9. En guise de conclusion
Au cours de cet article, nous avons rapporté et commenté sept (7) obstacles majeurs au développement endogène d’Haïti identifié par le docteur Wilfrid Joseph. Ce sont : L’immobilisme social ; l’absence d’idéal et de mission ; la mentalité de suivisme qui caractérise la plupart de nos dirigeants ; le système d’enseignement inadapté aux véritables besoins de notre milieu ; le comportement irresponsable des « élites » haïtiennes ; le manque de préparation pour rentrer dans la mondialisation ; l’héritage colonial très compromettant. D’autres facteurs tels : les projets anti-développementaux implantés dans le pays, l’uni-polarité du monde, la déficience de la classe politique, la manipulation de forces extérieures doivent être aussi suspectés.

Présentement, que doit-on, faire pour sortir Haïti de son bourbier et enclencher un véritable développement endogène ? Certainement, on ne pourra pas répondre convenablement à cette question ici.
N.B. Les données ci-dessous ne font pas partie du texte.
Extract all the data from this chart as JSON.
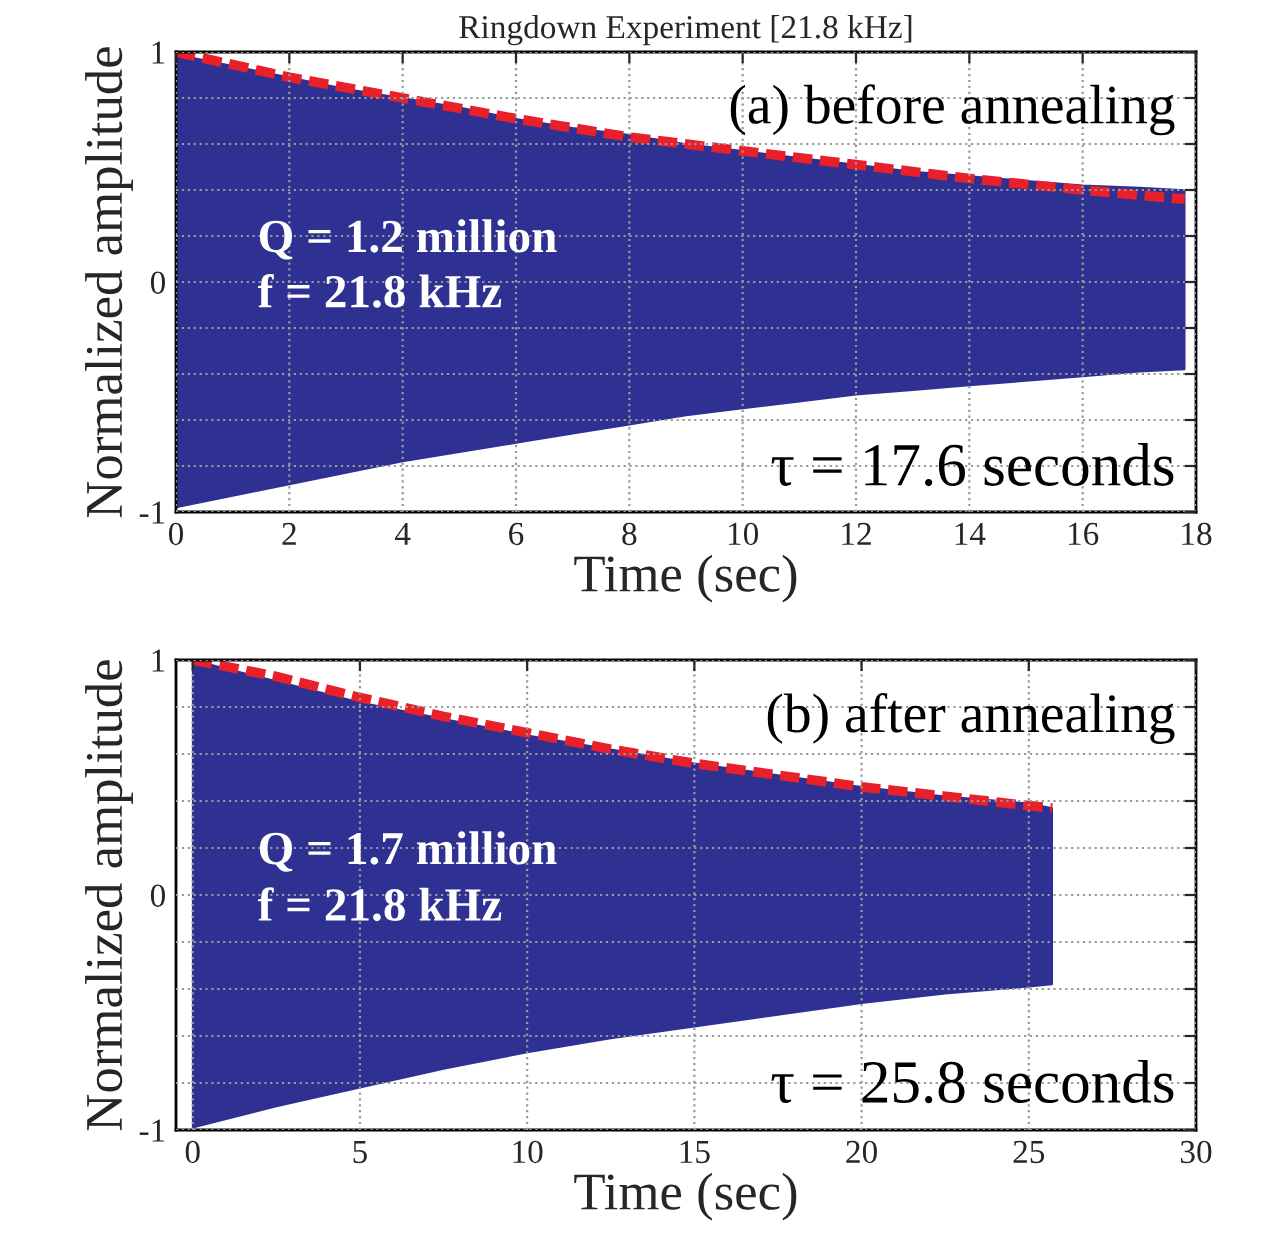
{
  "chart_data": [
    {
      "type": "area",
      "title": "Ringdown Experiment [21.8 kHz]",
      "xlabel": "Time (sec)",
      "ylabel": "Normalized amplitude",
      "xlim": [
        0,
        18
      ],
      "xticks": [
        0,
        2,
        4,
        6,
        8,
        10,
        12,
        14,
        16,
        18
      ],
      "ylim": [
        -1,
        1
      ],
      "yticks": [
        -1,
        {
          "value": -0.8,
          "label": null
        },
        {
          "value": -0.6,
          "label": null
        },
        {
          "value": -0.4,
          "label": null
        },
        {
          "value": -0.2,
          "label": null
        },
        0,
        {
          "value": 0.2,
          "label": null
        },
        {
          "value": 0.4,
          "label": null
        },
        {
          "value": 0.6,
          "label": null
        },
        {
          "value": 0.8,
          "label": null
        },
        1
      ],
      "grid": true,
      "line_style": "dotted",
      "annotations": [
        "(a) before annealing",
        "Q = 1.2 million",
        "f = 21.8 kHz",
        "τ = 17.6 seconds"
      ],
      "series": [
        {
          "type": "area",
          "color": "#2e3192",
          "x": [
            0,
            1,
            2,
            3,
            4,
            5,
            6,
            7,
            8,
            9,
            10,
            11,
            12,
            13,
            14,
            15,
            16,
            17,
            17.8
          ],
          "values": [
            0.99,
            0.94,
            0.89,
            0.84,
            0.8,
            0.76,
            0.71,
            0.67,
            0.64,
            0.6,
            0.57,
            0.54,
            0.51,
            0.48,
            0.46,
            0.44,
            0.42,
            0.41,
            0.4
          ]
        },
        {
          "type": "area",
          "color": "#2e3192",
          "x": [
            0,
            1,
            2,
            3,
            4,
            5,
            6,
            7,
            8,
            9,
            10,
            11,
            12,
            13,
            14,
            15,
            16,
            17,
            17.8
          ],
          "values": [
            -0.98,
            -0.93,
            -0.88,
            -0.83,
            -0.78,
            -0.74,
            -0.7,
            -0.66,
            -0.62,
            -0.58,
            -0.55,
            -0.52,
            -0.49,
            -0.47,
            -0.45,
            -0.43,
            -0.41,
            -0.39,
            -0.38
          ]
        },
        {
          "type": "line",
          "color": "#e8202a",
          "line_style": "dashed",
          "x": [
            0,
            2,
            4,
            6,
            8,
            10,
            12,
            14,
            16,
            17.8
          ],
          "values": [
            1.0,
            0.89,
            0.8,
            0.71,
            0.63,
            0.57,
            0.51,
            0.45,
            0.4,
            0.36
          ]
        }
      ]
    },
    {
      "type": "area",
      "xlabel": "Time (sec)",
      "ylabel": "Normalized amplitude",
      "xlim": [
        -0.5,
        30
      ],
      "xticks": [
        0,
        5,
        10,
        15,
        20,
        25,
        30
      ],
      "ylim": [
        -1,
        1
      ],
      "yticks": [
        -1,
        {
          "value": -0.8,
          "label": null
        },
        {
          "value": -0.6,
          "label": null
        },
        {
          "value": -0.4,
          "label": null
        },
        {
          "value": -0.2,
          "label": null
        },
        0,
        {
          "value": 0.2,
          "label": null
        },
        {
          "value": 0.4,
          "label": null
        },
        {
          "value": 0.6,
          "label": null
        },
        {
          "value": 0.8,
          "label": null
        },
        1
      ],
      "grid": true,
      "line_style": "dotted",
      "annotations": [
        "(b) after annealing",
        "Q = 1.7 million",
        "f = 21.8 kHz",
        "τ = 25.8 seconds"
      ],
      "series": [
        {
          "type": "area",
          "color": "#2e3192",
          "x": [
            0,
            2.5,
            5,
            7.5,
            10,
            12.5,
            15,
            17.5,
            20,
            22.5,
            25,
            25.7
          ],
          "values": [
            1.0,
            0.91,
            0.82,
            0.75,
            0.68,
            0.62,
            0.56,
            0.51,
            0.46,
            0.42,
            0.39,
            0.37
          ]
        },
        {
          "type": "area",
          "color": "#2e3192",
          "x": [
            0,
            2.5,
            5,
            7.5,
            10,
            12.5,
            15,
            17.5,
            20,
            22.5,
            25,
            25.7
          ],
          "values": [
            -0.99,
            -0.9,
            -0.82,
            -0.74,
            -0.67,
            -0.61,
            -0.56,
            -0.51,
            -0.46,
            -0.42,
            -0.39,
            -0.38
          ]
        },
        {
          "type": "line",
          "color": "#e8202a",
          "line_style": "dashed",
          "x": [
            0,
            2.5,
            5,
            7.5,
            10,
            12.5,
            15,
            17.5,
            20,
            22.5,
            25,
            25.7
          ],
          "values": [
            1.0,
            0.93,
            0.84,
            0.76,
            0.69,
            0.62,
            0.56,
            0.51,
            0.46,
            0.42,
            0.38,
            0.37
          ]
        }
      ]
    }
  ]
}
Mais, on avance quatre prérequis indispensables à la définition d’une politique de développement endogène :
·        D’abord, il faut une volonté réelle de développer ;
·        Des choix politiques ;
·        La valorisation de soi (notre haïtiennetée) et de la production nationale ;
·         Et enfin, la définition d’un cadre macro-économique de développement.
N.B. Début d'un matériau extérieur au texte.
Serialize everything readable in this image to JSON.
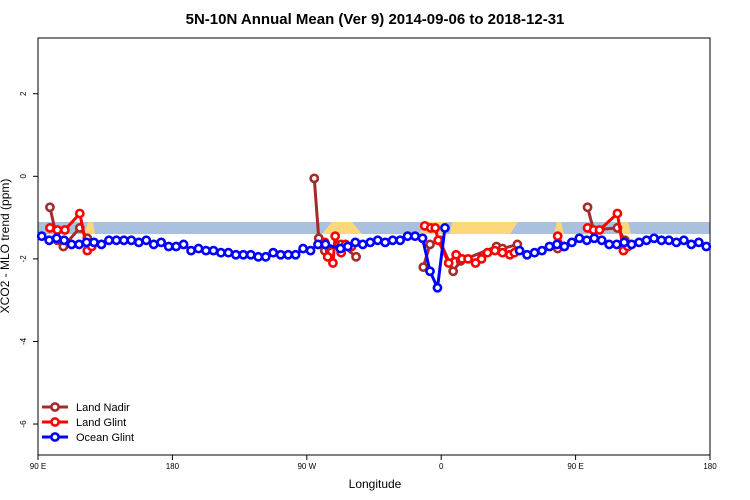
{
  "chart_data": {
    "type": "line",
    "title": "5N-10N Annual Mean (Ver 9)   2014-09-06 to 2018-12-31",
    "x_label": "Longitude",
    "y_label": "XCO2 - MLO trend (ppm)",
    "xlim": [
      -270,
      180
    ],
    "ylim": [
      -6.75,
      3.35
    ],
    "xticks": [
      {
        "value": -270,
        "label": "90 E"
      },
      {
        "value": -180,
        "label": "180"
      },
      {
        "value": -90,
        "label": "90 W"
      },
      0,
      {
        "value": 90,
        "label": "90 E"
      },
      180
    ],
    "yticks": [
      -6,
      -4,
      -2,
      0,
      2
    ],
    "legend": "bottom-left",
    "series": [
      {
        "name": "Land Nadir",
        "color": "#a52a2a",
        "x": [
          -262,
          -257,
          -253,
          -242,
          -237,
          null,
          -85,
          -82,
          -78,
          -67,
          -57,
          null,
          -12,
          -7.5,
          -1,
          8,
          13,
          37,
          41,
          51,
          null,
          78,
          null,
          98,
          102,
          118,
          123
        ],
        "values": [
          -0.75,
          -1.55,
          -1.7,
          -1.25,
          -1.5,
          null,
          -0.05,
          -1.5,
          -1.8,
          -1.65,
          -1.95,
          null,
          -2.2,
          -1.65,
          -1.55,
          -2.3,
          -2.05,
          -1.7,
          -1.75,
          -1.65,
          null,
          -1.75,
          null,
          -0.75,
          -1.3,
          -1.25,
          -1.55
        ]
      },
      {
        "name": "Land Glint",
        "color": "#ff0000",
        "x": [
          -262,
          -257,
          -252,
          -242,
          -237,
          -234,
          null,
          -78,
          -76,
          -72.5,
          -71,
          -67,
          -64,
          -60,
          null,
          -11,
          -7,
          -4,
          -2,
          5,
          10,
          14,
          18,
          23,
          27,
          31,
          36,
          41,
          46,
          49,
          null,
          78,
          82,
          null,
          98,
          102,
          106,
          118,
          122,
          125
        ],
        "values": [
          -1.25,
          -1.3,
          -1.3,
          -0.9,
          -1.8,
          -1.7,
          null,
          -1.6,
          -1.95,
          -2.1,
          -1.45,
          -1.85,
          -1.65,
          -1.7,
          null,
          -1.2,
          -1.25,
          -1.25,
          -1.55,
          -2.1,
          -1.9,
          -2.0,
          -2.0,
          -2.1,
          -2.0,
          -1.85,
          -1.8,
          -1.85,
          -1.9,
          -1.85,
          null,
          -1.45,
          -1.7,
          null,
          -1.25,
          -1.3,
          -1.3,
          -0.9,
          -1.8,
          -1.7
        ]
      },
      {
        "name": "Ocean Glint",
        "color": "#0000ff",
        "x": [
          -267.5,
          -262.5,
          -257.5,
          -252.5,
          -247.5,
          -242.5,
          -237.5,
          -232.5,
          -227.5,
          -222.5,
          -217.5,
          -212.5,
          -207.5,
          -202.5,
          -197.5,
          -192.5,
          -187.5,
          -182.5,
          -177.5,
          -172.5,
          -167.5,
          -162.5,
          -157.5,
          -152.5,
          -147.5,
          -142.5,
          -137.5,
          -132.5,
          -127.5,
          -122.5,
          -117.5,
          -112.5,
          -107.5,
          -102.5,
          -97.5,
          -92.5,
          -87.5,
          -82.5,
          -77.5,
          -67.5,
          -62.5,
          -57.5,
          -52.5,
          -47.5,
          -42.5,
          -37.5,
          -32.5,
          -27.5,
          -22.5,
          -17.5,
          -12.5,
          -7.5,
          -2.5,
          2.5,
          null,
          52.5,
          57.5,
          62.5,
          67.5,
          72.5,
          77.5,
          82.5,
          87.5,
          92.5,
          97.5,
          102.5,
          107.5,
          112.5,
          117.5,
          122.5,
          127.5,
          132.5,
          137.5,
          142.5,
          147.5,
          152.5,
          157.5,
          162.5,
          167.5,
          172.5,
          177.5
        ],
        "values": [
          -1.45,
          -1.55,
          -1.5,
          -1.55,
          -1.65,
          -1.65,
          -1.6,
          -1.6,
          -1.65,
          -1.55,
          -1.55,
          -1.55,
          -1.55,
          -1.6,
          -1.55,
          -1.65,
          -1.6,
          -1.7,
          -1.7,
          -1.65,
          -1.8,
          -1.75,
          -1.8,
          -1.8,
          -1.85,
          -1.85,
          -1.9,
          -1.9,
          -1.9,
          -1.95,
          -1.95,
          -1.85,
          -1.9,
          -1.9,
          -1.9,
          -1.75,
          -1.8,
          -1.65,
          -1.65,
          -1.75,
          -1.7,
          -1.6,
          -1.65,
          -1.6,
          -1.55,
          -1.6,
          -1.55,
          -1.55,
          -1.45,
          -1.45,
          -1.5,
          -2.3,
          -2.7,
          -1.25,
          null,
          -1.8,
          -1.9,
          -1.85,
          -1.8,
          -1.7,
          -1.65,
          -1.7,
          -1.6,
          -1.5,
          -1.55,
          -1.5,
          -1.55,
          -1.65,
          -1.65,
          -1.6,
          -1.65,
          -1.6,
          -1.55,
          -1.5,
          -1.55,
          -1.55,
          -1.6,
          -1.55,
          -1.65,
          -1.6,
          -1.7
        ]
      }
    ]
  }
}
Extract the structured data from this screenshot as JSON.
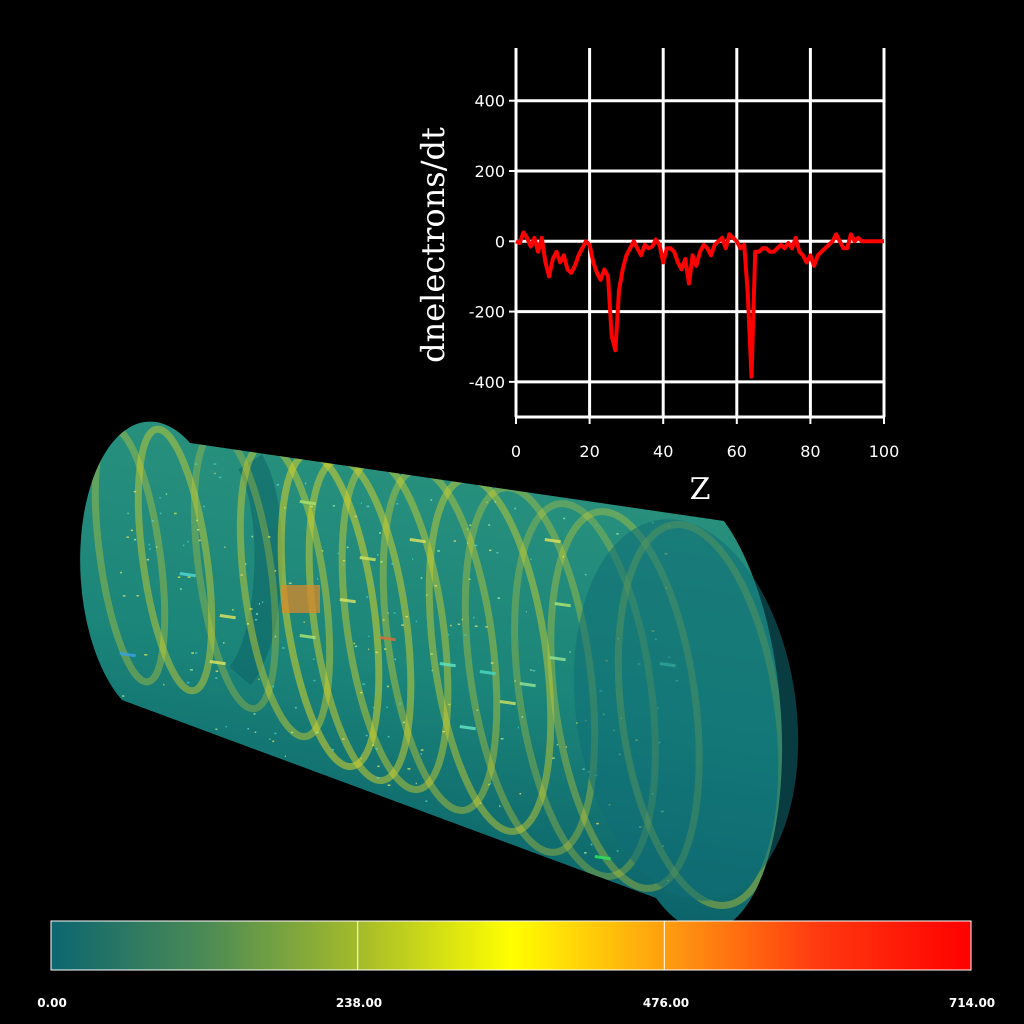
{
  "chart_data": {
    "type": "line",
    "xlabel": "Z",
    "ylabel": "dnelectrons/dt",
    "xlim": [
      0,
      100
    ],
    "ylim": [
      -500,
      550
    ],
    "x_ticks": [
      "0",
      "20",
      "40",
      "60",
      "80",
      "100"
    ],
    "y_ticks": [
      "400",
      "200",
      "0",
      "-200",
      "-400"
    ],
    "grid": true,
    "line_color": "#ff0000",
    "series": [
      {
        "x": [
          0,
          1,
          2,
          3,
          4,
          5,
          6,
          7,
          8,
          9,
          10,
          11,
          12,
          13,
          14,
          15,
          16,
          17,
          18,
          19,
          20,
          21,
          22,
          23,
          24,
          25,
          26,
          27,
          28,
          29,
          30,
          31,
          32,
          33,
          34,
          35,
          36,
          37,
          38,
          39,
          40,
          41,
          42,
          43,
          44,
          45,
          46,
          47,
          48,
          49,
          50,
          51,
          52,
          53,
          54,
          55,
          56,
          57,
          58,
          59,
          60,
          61,
          62,
          63,
          64,
          65,
          66,
          67,
          68,
          69,
          70,
          71,
          72,
          73,
          74,
          75,
          76,
          77,
          78,
          79,
          80,
          81,
          82,
          83,
          84,
          85,
          86,
          87,
          88,
          89,
          90,
          91,
          92,
          93,
          94,
          95,
          96,
          97,
          98,
          99,
          100
        ],
        "y": [
          0,
          -5,
          25,
          10,
          -15,
          10,
          -30,
          10,
          -60,
          -100,
          -50,
          -30,
          -60,
          -40,
          -80,
          -90,
          -70,
          -40,
          -20,
          0,
          -10,
          -60,
          -90,
          -110,
          -80,
          -100,
          -270,
          -310,
          -140,
          -80,
          -40,
          -20,
          0,
          -20,
          -40,
          -10,
          -20,
          -15,
          5,
          -10,
          -60,
          -20,
          -20,
          -30,
          -60,
          -80,
          -50,
          -120,
          -40,
          -70,
          -30,
          -10,
          -20,
          -40,
          -10,
          0,
          10,
          -20,
          20,
          10,
          0,
          -20,
          -10,
          -150,
          -385,
          -30,
          -30,
          -20,
          -20,
          -30,
          -30,
          -20,
          -10,
          -20,
          -5,
          -20,
          10,
          -30,
          -40,
          -60,
          -40,
          -70,
          -40,
          -30,
          -20,
          -10,
          0,
          20,
          0,
          -20,
          -20,
          20,
          0,
          10,
          0,
          0,
          0,
          0,
          0,
          0,
          0
        ]
      }
    ]
  },
  "colorbar": {
    "tick_labels": [
      "0.00",
      "238.00",
      "476.00",
      "714.00"
    ],
    "range": [
      0,
      714
    ],
    "stops": [
      "#0c6670",
      "#4b8a55",
      "#a3ba2b",
      "#ffff00",
      "#ff9e10",
      "#ff3a10",
      "#ff0000"
    ]
  },
  "scene": {
    "tube_color": "#1e8f84",
    "ring_color": "#d6d22a"
  }
}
Il faudrait également, à force d’actions rationnelles, méthodiques et calculées, bâtir une mentalité de progrès chez l’Haïtien. Un seul mythe dans le dispositif et tout serait compromis. Enfin, il faudrait, comme dans la logique de Bossuet, que l’Haïtien arrive à un niveau de maturation où il prend les choses pour ce qu’elles sont et non pour ce qu’il voudrait qu’elles soient. Ainsi, croyons-nous, les bases seront posées pour ouvrir la voie au développement endogène d’Haïti post temporis Josephienne.

Jean Laforest VISENE
Professeur à l'Université d'Etat d'Haïti (UEH)
Sociologue, M.A. SC. Dev.
COLLECTIF EDUCA-DEV (COED)

 

 

1 commentaire:

  1. je recherchais Mr joseph wilfrid que j'ai connu en afrique un ingénieur en agronomie je pense que c'est cette personne et je suis navrée d'apprendre son décès. mes neveux sont ses enfants nous n'avons plus de nouvelles et ce n'est pas agréable pour le développement futur de ses enfants.